The problem with the argument the FAQ writer puts forward is two-fold: Firstly, in the overwhelming majority of cases games software is commercially available for at least five years after its initial publication. Secondly, the placement of a cut-off point where a piece of software can no longer be 'profitable' for the copyright holder is extremely difficult (see for example the porting of many 8-bit and 16-bit era games to the Game Boy Advance, mobile phones and other more recent platforms) but more to the point, irrelevant. Commercial viability has no bearing on the interests of protecting intellectual property. I can't envisage a workable (or desirable) system by which it could be made a factor.

"That's not fair."

No one said you had to buy a PC. Or play video games. Or can't look on eBay.

"Computer prices should either come way down so we can afford to upgrade every two years or the software companies should start selling old software to people who have old computers."

This has largely happened, and in the second case, was already happening at the time the FAQ was written.

"As far as I'm concerned the software companies have abandoned their old software by not selling or supporting it. Therefore, we as owners of old computers have a moral right to copy it so we can get good use of it."
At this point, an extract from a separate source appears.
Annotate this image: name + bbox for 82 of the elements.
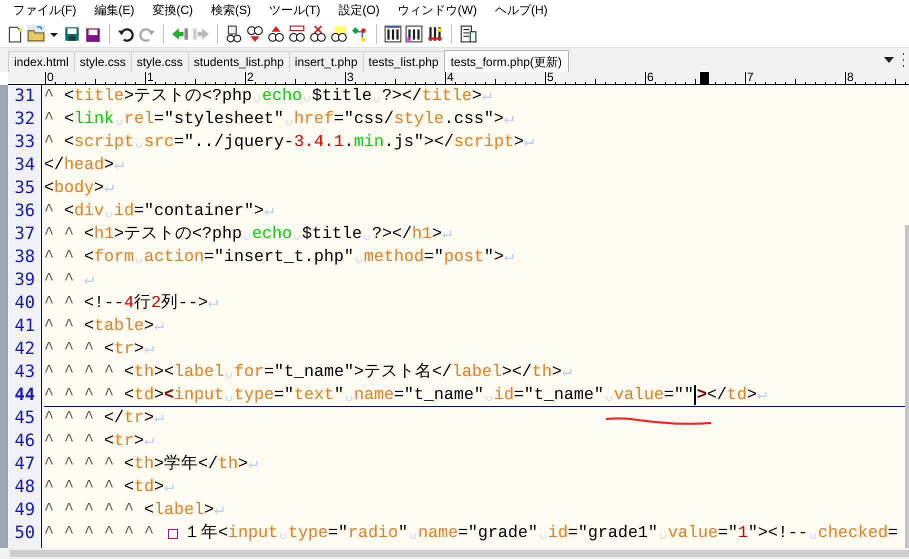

Finally we get to something vaguely reasonable. Although how 'mutually overlooked casual piracy' can be transmuted into a 'moral right' I can't begin to imagine.

"It is designed to give software and support to people who have out-of-date computers. Since the software companies won't help us, then we will help ourselves."

Translation: The author wants to play old games without paying for them. Understandable, but not justified by the arguments given.

The definitions themselves are worse still:

"Abandonware is software that is either:
1.More than 3 years old
2.Not still being sold and supported by a company.

Oldwarez is software that is:
1.More than 1 year old"

Either through the document being outdated, or ignorance on the author's part, the mooted three year figure is completely ludicrous. Today it is virtually unheard of, barring bankrupcy or legal dispute, for any videogame title to be taken off of the market within three years. Indeed, two of the largest-selling PC games franchises (The Sims and Half-Life) are seeded with products going back 4 and 5 years respectively. Even those products that have faired the worst at full price (in which case there will still be plenty of copies in the retail channel...) will be picked up by a budget label. Or let's say the publishers are jealously guarding the rights in the hope of making a sequel. Not a happy situation maybe, but it's not unknown in such circumstances for the publishers to make earlier installments of a series freeware to promote the sequel. (For example: Grand Theft Auto, and Betrayal at Krondor.) Or another case, what if the developers have just stumped up enough money to buy back the rights so they can make money out of the game? If it's all over the internet thanks to 'well-meaning' pirates, they're screwed.

The 'Oldwarez' definition seems to have no justifiable purpose for inclusion short of as an incitement to piracy.

Basically, the document is a product of a bygone era, written by a hothead. Although I don't have figures to judge one way or the other, I would imagine that the net effect of abandonware is pretty harmless to the industry's bottom lines. However using a document as misleading and legally shaky as this to attempt to justify it is irresponsible. I have seen 'abandonware' sites carry more and more recent games under this two-faced protestation of moral righteousness. This is a sure-fire way to completely tar the image of the whole concept, drive a wedge between developers, publishers and the gaming community and give the industry representative organisations (IDSA, ELSPA) an even stronger position.